When I ran the following code on my ‘testing’ folder, it works fine. However, when I started running on my ‘training’ folder the python program crashed. The ‘testing’ folder has about 60K images inside and the ‘training’ folder has about 1 million images inside. Both folders’ structure is the following
‘testing’
‘1’:
image1.jpg
image2.jpg
…
‘0’:
image1.jpg
image2.jpg
…
When I ran on the test folders, I got what I expected
image_datasets is set up
dataloaders is set up
takes 6.8155
0
torch.Size([32,3,299,299])
takes:20.034827
50
torch.Size([32,3,299,299])
....
However, when I ran on the training folder, i.e., replacing ‘testing’ with ‘training’ in the following code. I could not even get the ‘image_dataset is set up’ message and the python got stuck. I think the python crashed as the task manger showed cpu and memory usage as 0.
Here is the code
from __future__ import print_function, division
import torch.utils.data
from torch.utils.data import DataLoader
import torch
import torch.nn as nn
import torch.optim as optim
from torch.optim import lr_scheduler
import numpy as np
import torchvision
from torchvision import datasets, models, transforms
from sklearn.utils.class_weight import compute_class_weight
import matplotlib.pyplot as plt
import torch.nn.functional as F
import time
import os
import pickle as pickle
import copy
from torchvision.datasets import DatasetFolder
plt.ion()
class MyDatasetFolder(DatasetFolder):
def __getitem__(self, index):
path, target = self.samples[index]
#print(path, target)
try:
sample = self.loader(path)
#print('sample is {}'.format(sample))
try:
if self.transform is not None:
sample = self.transform(sample)
if self.target_transform is not None:
target = self.target_transform(target)
except Exception as err:
print('{} can not be transformed'.format(path))

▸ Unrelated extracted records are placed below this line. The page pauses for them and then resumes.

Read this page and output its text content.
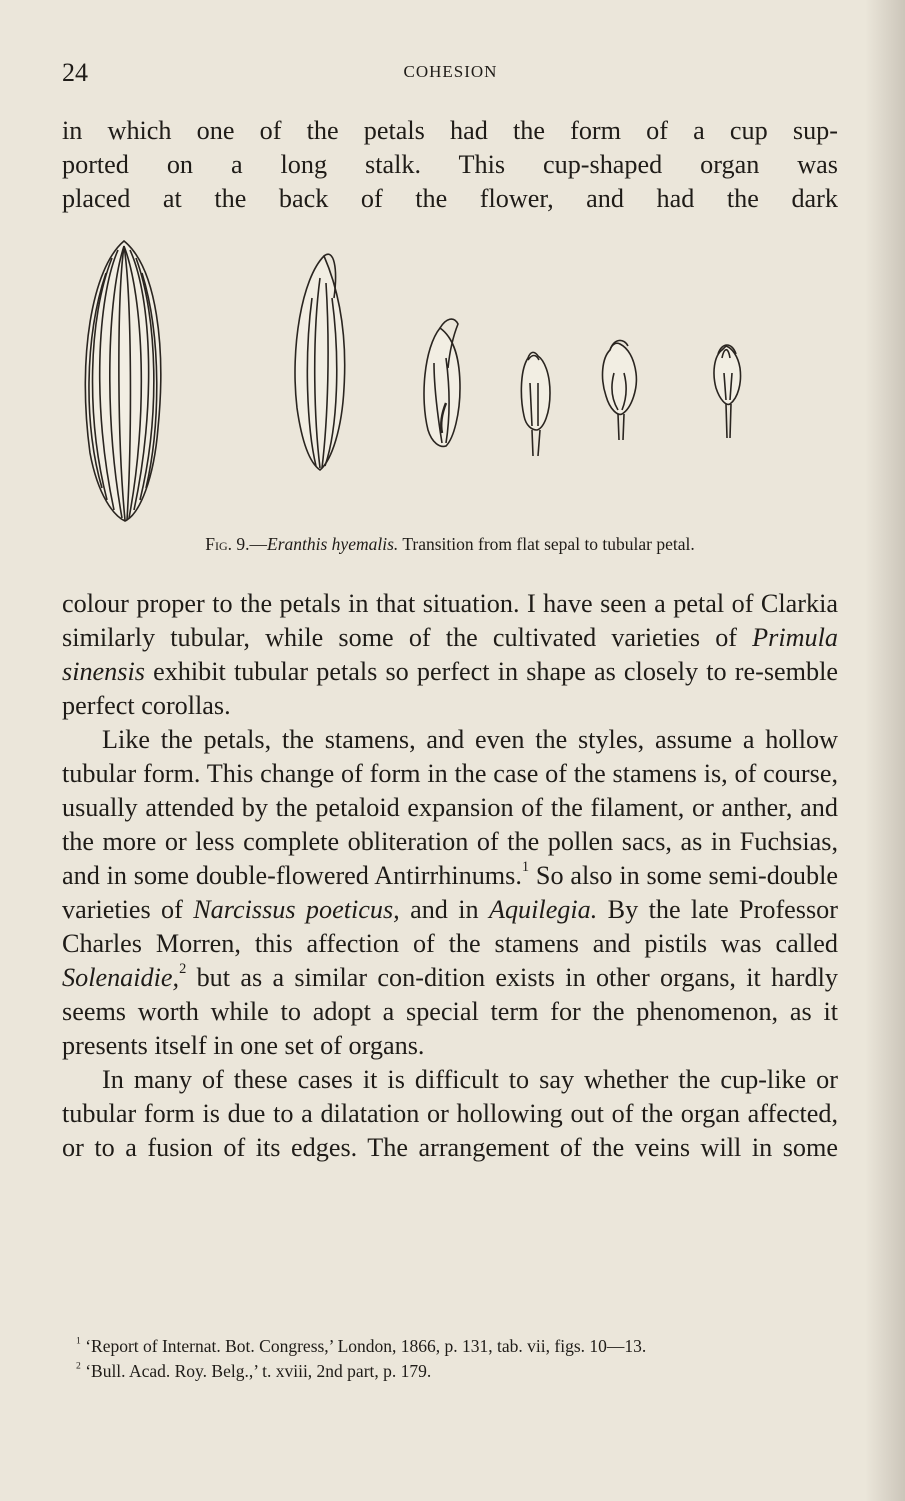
24	COHESION

in which one of the petals had the form of a cup sup-

ported on a long stalk. This cup-shaped organ was

placed at the back of the flower, and had the dark

Fig. 9.—Eranthis hyemalis. Transition from flat sepal to tubular petal.

colour proper to the petals in that situation. I have seen a petal of Clarkia similarly tubular, while some of the cultivated varieties of Primula sinensis exhibit tubular petals so perfect in shape as closely to re-semble perfect corollas.

Like the petals, the stamens, and even the styles, assume a hollow tubular form. This change of form in the case of the stamens is, of course, usually attended by the petaloid expansion of the filament, or anther, and the more or less complete obliteration of the pollen sacs, as in Fuchsias, and in some double-flowered Antirrhinums.$^1$ So also in some semi-double varieties of Narcissus poeticus, and in Aquilegia. By the late Professor Charles Morren, this affection of the stamens and pistils was called Solenaidie,$^2$ but as a similar con-dition exists in other organs, it hardly seems worth while to adopt a special term for the phenomenon, as it presents itself in one set of organs.

In many of these cases it is difficult to say whether the cup-like or tubular form is due to a dilatation or hollowing out of the organ affected, or to a fusion of its edges. The arrangement of the veins will in some

$^1$ ‘Report of Internat. Bot. Congress,’ London, 1866, p. 131, tab. vii, figs. 10—13.

$^2$ ‘Bull. Acad. Roy. Belg.,’ t. xviii, 2nd part, p. 179.
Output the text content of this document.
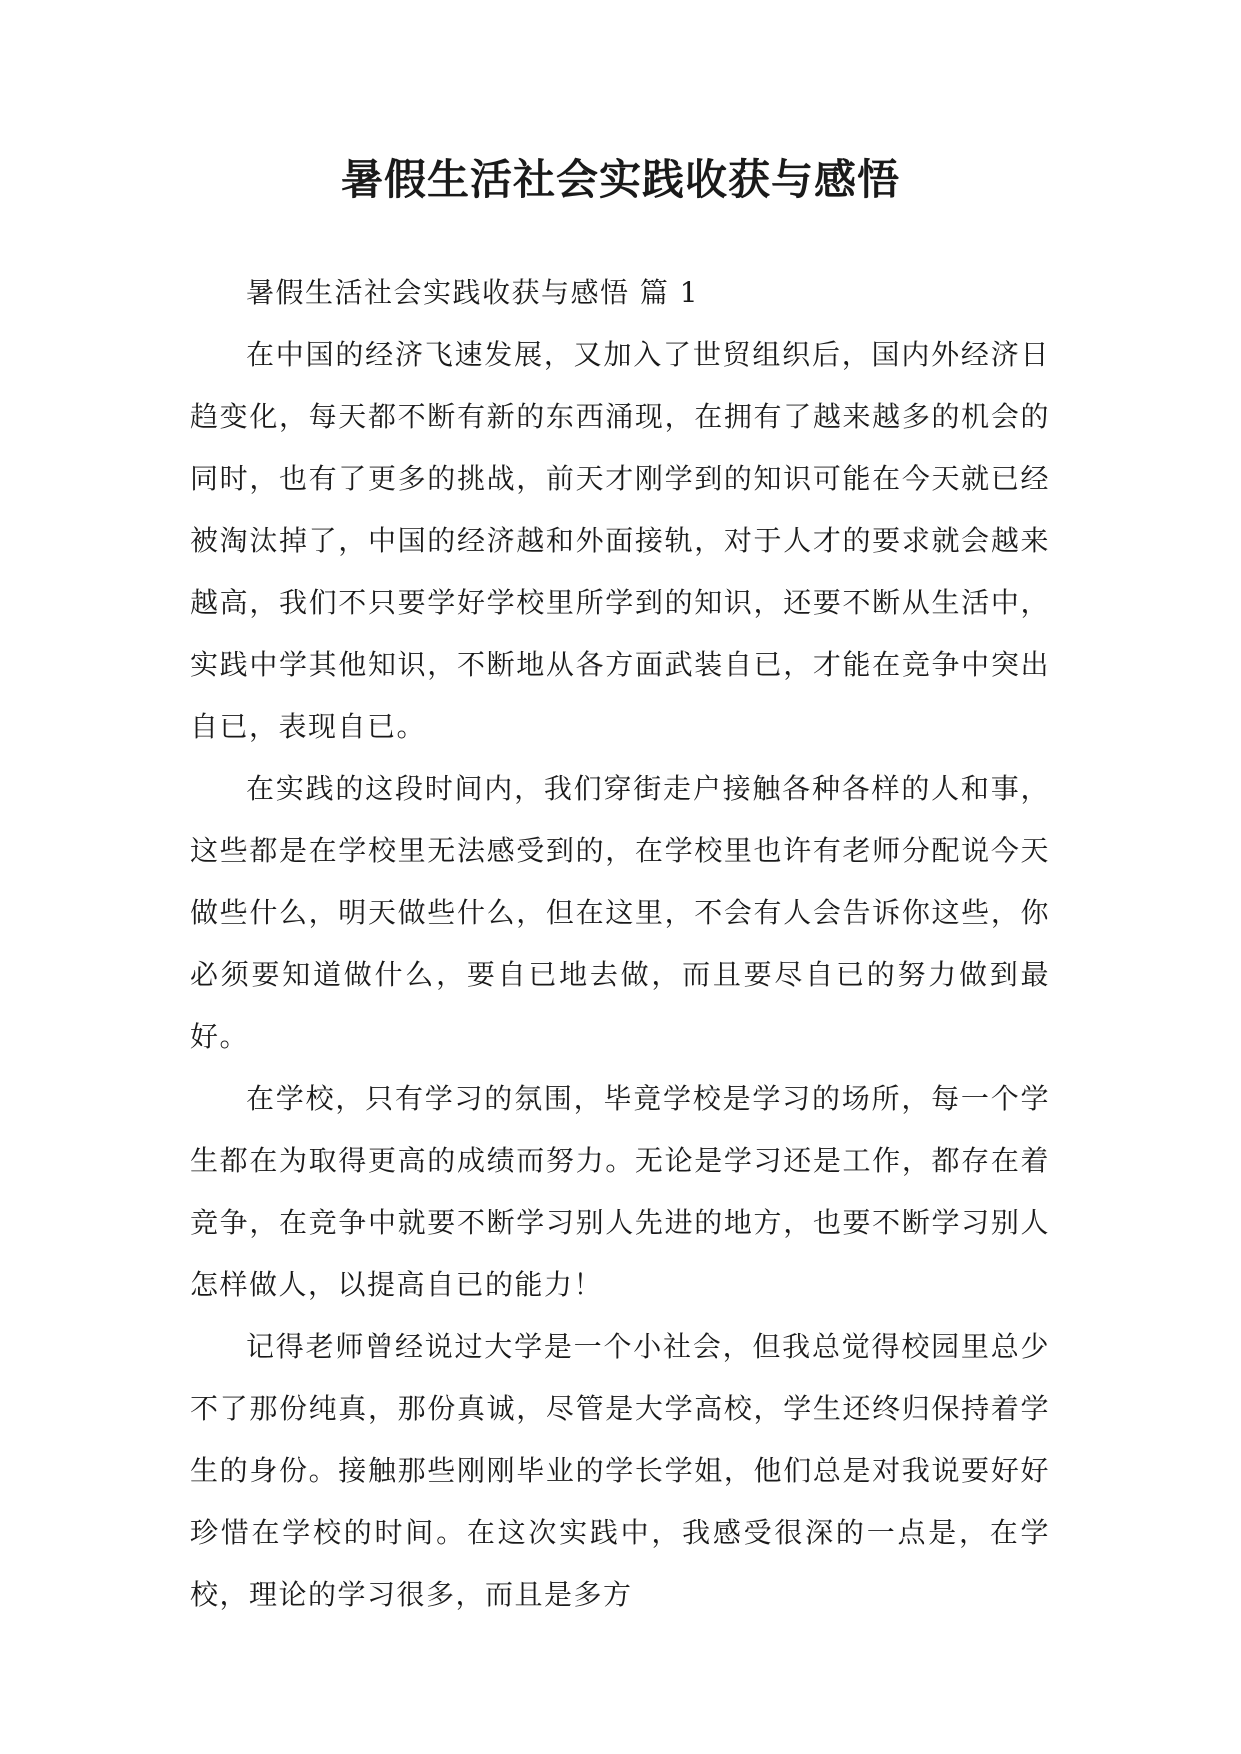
暑假生活社会实践收获与感悟

暑假生活社会实践收获与感悟 篇 1

在中国的经济飞速发展，又加入了世贸组织后，国内外经济日趋变化，每天都不断有新的东西涌现，在拥有了越来越多的机会的同时，也有了更多的挑战，前天才刚学到的知识可能在今天就已经被淘汰掉了，中国的经济越和外面接轨，对于人才的要求就会越来越高，我们不只要学好学校里所学到的知识，还要不断从生活中，实践中学其他知识，不断地从各方面武装自已，才能在竞争中突出自已，表现自已。

在实践的这段时间内，我们穿街走户接触各种各样的人和事，这些都是在学校里无法感受到的，在学校里也许有老师分配说今天做些什么，明天做些什么，但在这里，不会有人会告诉你这些，你必须要知道做什么，要自已地去做，而且要尽自已的努力做到最好。

在学校，只有学习的氛围，毕竟学校是学习的场所，每一个学生都在为取得更高的成绩而努力。无论是学习还是工作，都存在着竞争，在竞争中就要不断学习别人先进的地方，也要不断学习别人怎样做人，以提高自已的能力！

记得老师曾经说过大学是一个小社会，但我总觉得校园里总少不了那份纯真，那份真诚，尽管是大学高校，学生还终归保持着学生的身份。接触那些刚刚毕业的学长学姐，他们总是对我说要好好珍惜在学校的时间。在这次实践中，我感受很深的一点是，在学校，理论的学习很多，而且是多方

print('error is {}'.format(err))
return None
return sample, target
except:
#print('{} can not be loaded'.format(path))
return None
def myloader(path):
from PIL import Image, ImageFile
#ImageFile.LOAD_TRUNCATED_IMAGES = True
with open(path, 'rb') as f:
img = Image.open(f)
return img.convert('RGB')
def my_collate_fn(data):
data = list(filter(lambda x:x is not None, data))
#print('data is {}'.format(data[0]))
return torch.utils.data.dataloader.default_collate(data)
def main():
model = models.inception_v3(pretrained = True)
data_transforms = {
'testing': transforms.Compose([
transforms.Resize(300),
transforms.CenterCrop(299),
transforms.RandomHorizontalFlip(),
transforms.ToTensor(),
transforms.Normalize([0.485, 0.456, 0.406], [0.229, 0.224, 0.225])
])
}
data_dir = os.path.join('.','data','images')
batch_size = 32
img_ext = ['.jpg', '.jpeg', '.JPEG', '.JPG','.png','.ppm','.bmp','.pgm','.tif','.gif', '.eps', '.icns', '.asp', '.svg', '.ico', '.im', '.msp', '.pcx', '.sgi','.spider', '.tiff', '.webp','.xbm', '.octet-stream']
image_datasets = {x: MyDatasetFolder(os.path.join(data_dir, x), myloader, img_ext,
data_transforms[x])
for x in ['testing']}
print('image_datasets is set up')
dataloaders = {x: DataLoader(image_datasets[x], batch_size=batch_size,
shuffle=True, num_workers=4, collate_fn = my_collate_fn)
for x in ['testing']}
print('dataloaders is set up')
index = 0
last_time = time.time()
for inputs, labels in dataloaders['testing']:
if index % 50 == 0:
print('takes:{}'.format(time.time() - last_time))
last_time = time.time()
print(index)
print(inputs.size())
index += 1
if __name__ == "__main__":
main()